Under Cummings’ direction, the division pursued an aggressive growth strategy, despite these known weaknesses in the control framework. This focus on growth peaked in 2007 and continued into 2008, despite Cummings being aware of concerns within HBOS about some of the markets in which the division operated and growing signs of problems in the economy. Rather than taking reasonable steps to mitigate potential risks, he directed his division to increase its market share as other lenders were pulling out of deals.

Cummings led a culture of optimism which also affected the division’s judgement about bad debts. The division did not adequately monitor the deterioration of high value transactions and was slow to pass them to the dedicated ‘High Risk and Impaired Assets’ team for more detailed assessment of the likelihood of default and the corresponding level of provision that should be raised.

The assessment of individual provisions was consistently optimistic rather than prudent and Cummings chose not follow the approach to levels of provisioning which had been suggested by HBOS’s auditors and the division’s own Risk function.

In reaching its decision, the FSA accepts that some of the problems existed before Cummings was appointed, that he did make efforts to introduce some improvements and that critical business decisions were made collectively. It also accepts that Cummings did not act deliberately or recklessly in breaching FSA regulations, and that the full severity of the global financial crisis, and its effects, were not reasonably foreseeable during the early part of the time period reviewed.

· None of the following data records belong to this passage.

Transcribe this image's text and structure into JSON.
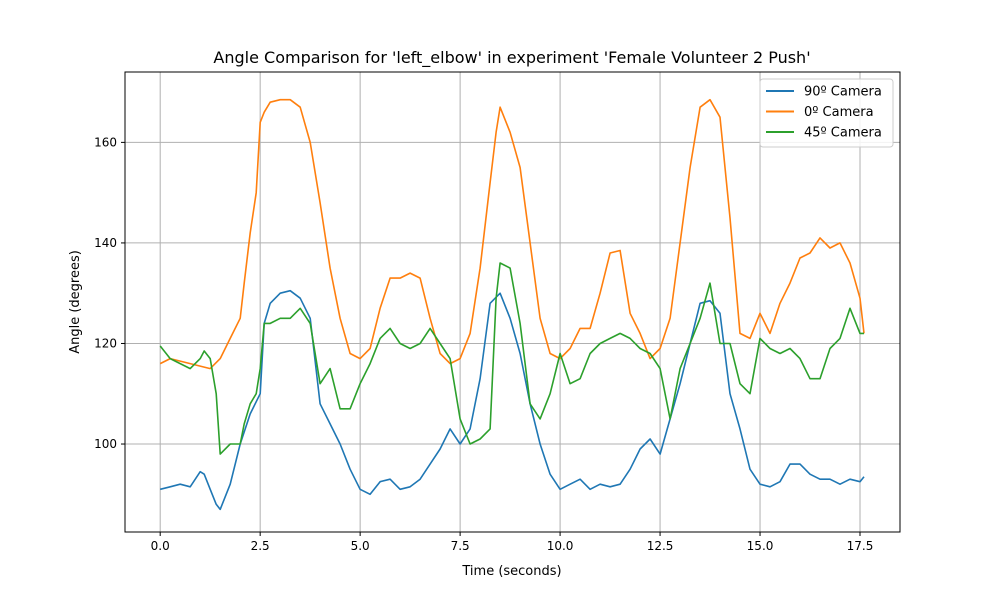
{
  "chart_data": {
    "type": "line",
    "title": "Angle Comparison for 'left_elbow' in experiment 'Female Volunteer 2 Push'",
    "xlabel": "Time (seconds)",
    "ylabel": "Angle (degrees)",
    "xlim": [
      -0.88,
      18.5
    ],
    "ylim": [
      82.5,
      174
    ],
    "xticks": [
      0.0,
      2.5,
      5.0,
      7.5,
      10.0,
      12.5,
      15.0,
      17.5
    ],
    "xtick_labels": [
      "0.0",
      "2.5",
      "5.0",
      "7.5",
      "10.0",
      "12.5",
      "15.0",
      "17.5"
    ],
    "yticks": [
      100,
      120,
      140,
      160
    ],
    "ytick_labels": [
      "100",
      "120",
      "140",
      "160"
    ],
    "grid": true,
    "legend_position": "top-right",
    "series": [
      {
        "name": "90º Camera",
        "color": "#1f77b4",
        "x": [
          0.0,
          0.25,
          0.5,
          0.75,
          1.0,
          1.1,
          1.25,
          1.4,
          1.5,
          1.75,
          2.0,
          2.25,
          2.5,
          2.6,
          2.75,
          3.0,
          3.25,
          3.5,
          3.75,
          4.0,
          4.25,
          4.5,
          4.75,
          5.0,
          5.25,
          5.5,
          5.75,
          6.0,
          6.25,
          6.5,
          6.75,
          7.0,
          7.25,
          7.5,
          7.75,
          8.0,
          8.25,
          8.5,
          8.75,
          9.0,
          9.25,
          9.5,
          9.75,
          10.0,
          10.25,
          10.5,
          10.75,
          11.0,
          11.25,
          11.5,
          11.75,
          12.0,
          12.25,
          12.5,
          12.75,
          13.0,
          13.25,
          13.5,
          13.75,
          14.0,
          14.25,
          14.5,
          14.75,
          15.0,
          15.25,
          15.5,
          15.75,
          16.0,
          16.25,
          16.5,
          16.75,
          17.0,
          17.25,
          17.5,
          17.6
        ],
        "values": [
          91,
          91.5,
          92,
          91.5,
          94.5,
          94,
          91,
          88,
          87,
          92,
          100,
          106,
          110,
          124,
          128,
          130,
          130.5,
          129,
          125,
          108,
          104,
          100,
          95,
          91,
          90,
          92.5,
          93,
          91,
          91.5,
          93,
          96,
          99,
          103,
          100,
          103,
          113,
          128,
          130,
          125,
          118,
          108,
          100,
          94,
          91,
          92,
          93,
          91,
          92,
          91.5,
          92,
          95,
          99,
          101,
          98,
          105,
          112,
          120,
          128,
          128.5,
          126,
          110,
          103,
          95,
          92,
          91.5,
          92.5,
          96,
          96,
          94,
          93,
          93,
          92,
          93,
          92.5,
          93.5
        ]
      },
      {
        "name": "0º Camera",
        "color": "#ff7f0e",
        "x": [
          0.0,
          0.25,
          0.5,
          0.75,
          1.0,
          1.25,
          1.5,
          1.75,
          2.0,
          2.1,
          2.25,
          2.4,
          2.5,
          2.6,
          2.75,
          3.0,
          3.25,
          3.5,
          3.75,
          4.0,
          4.25,
          4.5,
          4.75,
          5.0,
          5.25,
          5.5,
          5.75,
          6.0,
          6.25,
          6.5,
          6.75,
          7.0,
          7.25,
          7.5,
          7.75,
          8.0,
          8.25,
          8.4,
          8.5,
          8.75,
          9.0,
          9.25,
          9.5,
          9.75,
          10.0,
          10.25,
          10.5,
          10.75,
          11.0,
          11.25,
          11.5,
          11.75,
          12.0,
          12.25,
          12.5,
          12.75,
          13.0,
          13.25,
          13.5,
          13.75,
          14.0,
          14.25,
          14.5,
          14.75,
          15.0,
          15.25,
          15.5,
          15.75,
          16.0,
          16.25,
          16.5,
          16.75,
          17.0,
          17.25,
          17.5,
          17.6
        ],
        "values": [
          116,
          117,
          116.5,
          116,
          115.5,
          115,
          117,
          121,
          125,
          132,
          142,
          150,
          164,
          166,
          168,
          168.5,
          168.5,
          167,
          160,
          148,
          135,
          125,
          118,
          117,
          119,
          127,
          133,
          133,
          134,
          133,
          125,
          118,
          116,
          117,
          122,
          135,
          152,
          162,
          167,
          162,
          155,
          140,
          125,
          118,
          117,
          119,
          123,
          123,
          130,
          138,
          138.5,
          126,
          122,
          117,
          119,
          125,
          140,
          155,
          167,
          168.5,
          165,
          145,
          122,
          121,
          126,
          122,
          128,
          132,
          137,
          138,
          141,
          139,
          140,
          136,
          129,
          122
        ]
      },
      {
        "name": "45º Camera",
        "color": "#2ca02c",
        "x": [
          0.0,
          0.25,
          0.5,
          0.75,
          1.0,
          1.1,
          1.25,
          1.4,
          1.5,
          1.75,
          2.0,
          2.1,
          2.25,
          2.4,
          2.5,
          2.6,
          2.75,
          3.0,
          3.25,
          3.5,
          3.75,
          4.0,
          4.25,
          4.5,
          4.75,
          5.0,
          5.25,
          5.5,
          5.75,
          6.0,
          6.25,
          6.5,
          6.75,
          7.0,
          7.25,
          7.5,
          7.75,
          8.0,
          8.25,
          8.4,
          8.5,
          8.75,
          9.0,
          9.25,
          9.5,
          9.75,
          10.0,
          10.25,
          10.5,
          10.75,
          11.0,
          11.25,
          11.5,
          11.75,
          12.0,
          12.25,
          12.5,
          12.75,
          13.0,
          13.25,
          13.5,
          13.75,
          14.0,
          14.25,
          14.5,
          14.75,
          15.0,
          15.25,
          15.5,
          15.75,
          16.0,
          16.25,
          16.5,
          16.75,
          17.0,
          17.25,
          17.5,
          17.6
        ],
        "values": [
          119.5,
          117,
          116,
          115,
          117,
          118.5,
          117,
          110,
          98,
          100,
          100,
          104,
          108,
          110,
          115,
          124,
          124,
          125,
          125,
          127,
          124,
          112,
          115,
          107,
          107,
          112,
          116,
          121,
          123,
          120,
          119,
          120,
          123,
          120,
          117,
          105,
          100,
          101,
          103,
          129,
          136,
          135,
          124,
          108,
          105,
          110,
          118,
          112,
          113,
          118,
          120,
          121,
          122,
          121,
          119,
          118,
          115,
          105,
          115,
          120,
          125,
          132,
          120,
          120,
          112,
          110,
          121,
          119,
          118,
          119,
          117,
          113,
          113,
          119,
          121,
          127,
          122,
          122
        ]
      }
    ]
  }
}
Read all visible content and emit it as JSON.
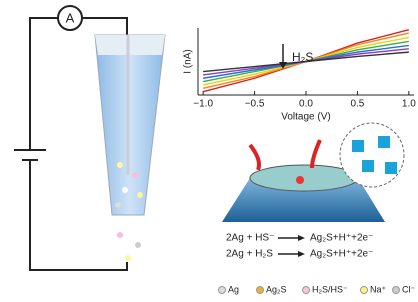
{
  "chart_data": {
    "type": "line",
    "ylabel": "I (nA)",
    "xlabel": "Voltage (V)",
    "annotation": "H₂S",
    "x": [
      -1.0,
      -0.5,
      0.0,
      0.5,
      1.0
    ],
    "xlim": [
      -1.05,
      1.05
    ],
    "xticks": [
      {
        "value": -1.0,
        "label": "−1.0"
      },
      {
        "value": -0.5,
        "label": "−0.5"
      },
      {
        "value": 0.0,
        "label": "0.0"
      },
      {
        "value": 0.5,
        "label": "0.5"
      },
      {
        "value": 1.0,
        "label": "1.0"
      }
    ],
    "ylim": [
      -1,
      1
    ],
    "series": [
      {
        "color": "#e02020",
        "values": [
          -0.9,
          -0.5,
          0,
          0.55,
          0.95
        ]
      },
      {
        "color": "#f08a1c",
        "values": [
          -0.8,
          -0.45,
          0,
          0.5,
          0.85
        ]
      },
      {
        "color": "#e8d21a",
        "values": [
          -0.7,
          -0.38,
          0,
          0.42,
          0.72
        ]
      },
      {
        "color": "#3fae3f",
        "values": [
          -0.6,
          -0.3,
          0,
          0.35,
          0.6
        ]
      },
      {
        "color": "#2a6fd6",
        "values": [
          -0.5,
          -0.25,
          0,
          0.28,
          0.48
        ]
      },
      {
        "color": "#8a3fc4",
        "values": [
          -0.4,
          -0.2,
          0,
          0.22,
          0.38
        ]
      },
      {
        "color": "#333333",
        "values": [
          -0.3,
          -0.15,
          0,
          0.15,
          0.28
        ]
      }
    ]
  },
  "circuit": {
    "meter": "A"
  },
  "equations": [
    {
      "left": "2Ag + HS⁻",
      "right": "Ag₂S+H⁺+2e⁻"
    },
    {
      "left": "2Ag + H₂S",
      "right": "Ag₂S+H⁺+2e⁻"
    }
  ],
  "legend": [
    "Ag",
    "Ag₂S",
    "H₂S/HS⁻",
    "Na⁺",
    "Cl⁻"
  ]
}
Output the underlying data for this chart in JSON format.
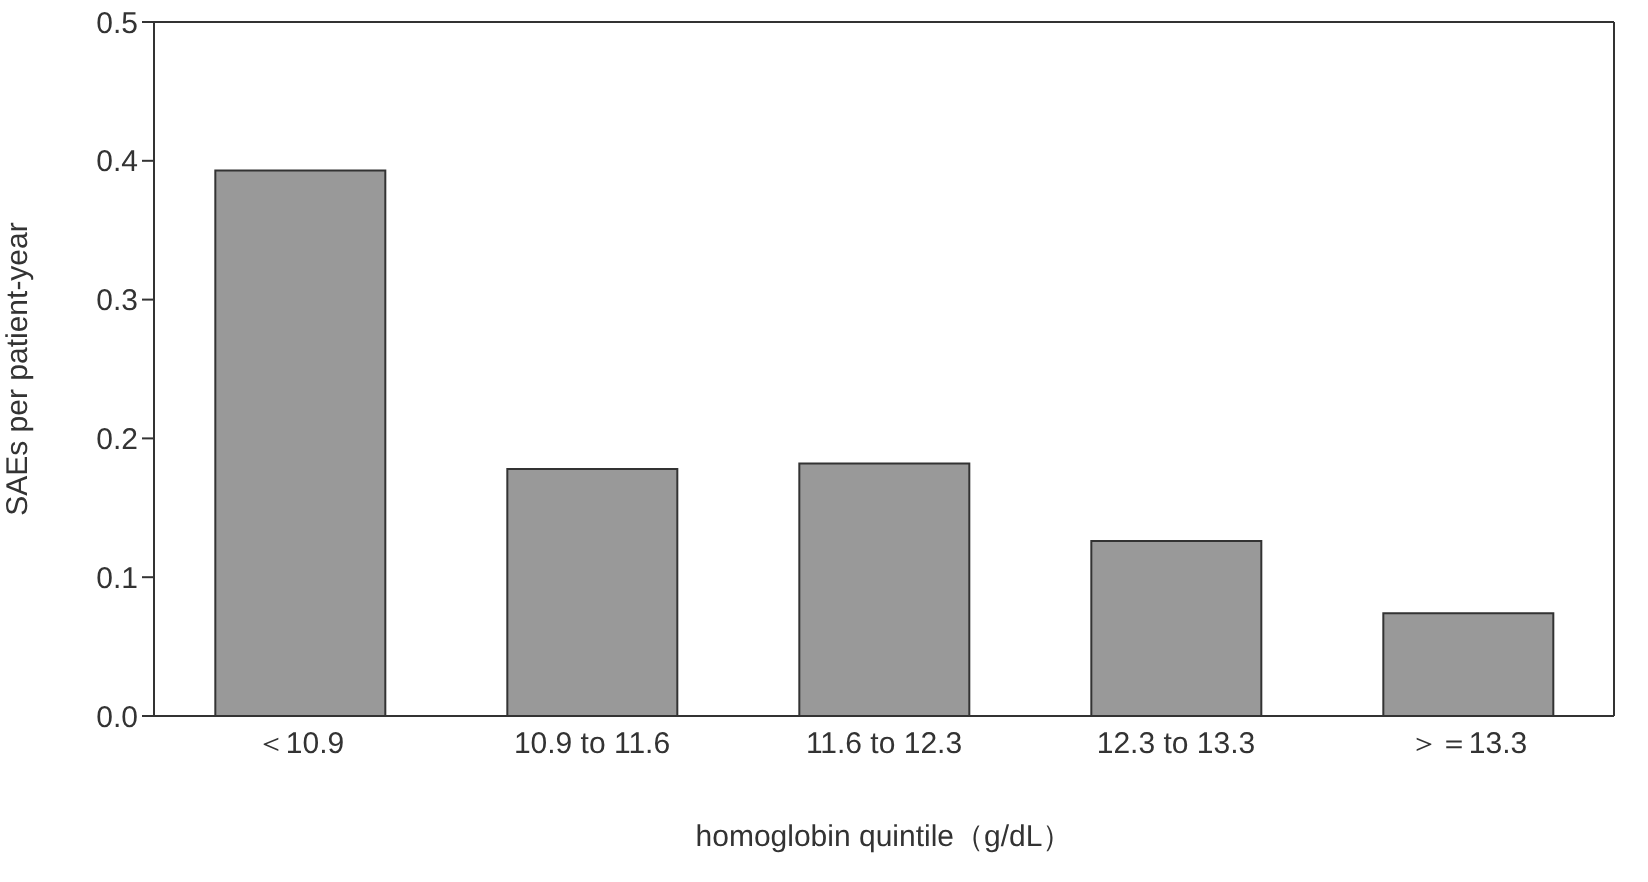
{
  "chart_data": {
    "type": "bar",
    "xlabel": "homoglobin quintile（g/dL）",
    "ylabel": "SAEs per patient-year",
    "categories": [
      "＜10.9",
      "10.9 to 11.6",
      "11.6 to 12.3",
      "12.3 to 13.3",
      "＞＝13.3"
    ],
    "values": [
      0.393,
      0.178,
      0.182,
      0.126,
      0.074
    ],
    "color": "#999999",
    "ylim": [
      0,
      0.5
    ],
    "yticks": [
      {
        "value": 0,
        "label": "0.0"
      },
      {
        "value": 0.1,
        "label": "0.1"
      },
      {
        "value": 0.2,
        "label": "0.2"
      },
      {
        "value": 0.3,
        "label": "0.3"
      },
      {
        "value": 0.4,
        "label": "0.4"
      },
      {
        "value": 0.5,
        "label": "0.5"
      }
    ],
    "grid": false,
    "legend": false
  }
}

However, the FSA has judged Cummings to be personally culpable in breaching Statement of Principle 6 of the FSA’s Code of Practice for Approved Persons, by failing to exercise due skill, care and diligence in managing HBOS’s Corporate Division during this critical period.

The FSA also judged Cummings to be knowingly concerned in the misconduct which was the subject of the separate Final Notice issued to Bank of Scotland plc on 9 March 2012.

Tracey McDermott, director of enforcement and financial crime, said: 'Despite being aware of the weaknesses in his division and growing problems in the economy, Cummings presided over a culture of aggressive growth without the controls in place to manage the risks associated with that strategy. Instead of reacting to the worsening environment, he raised his targets as other banks pulled out of the same markets.

'It is essential that senior executives understand that incentivising revenue over risk is a dangerous folly. Growth is a sound ambition for any business but risk must be properly managed and robust controls are imperative to ensure growth is achieved in a way that is both stable and sustainable'.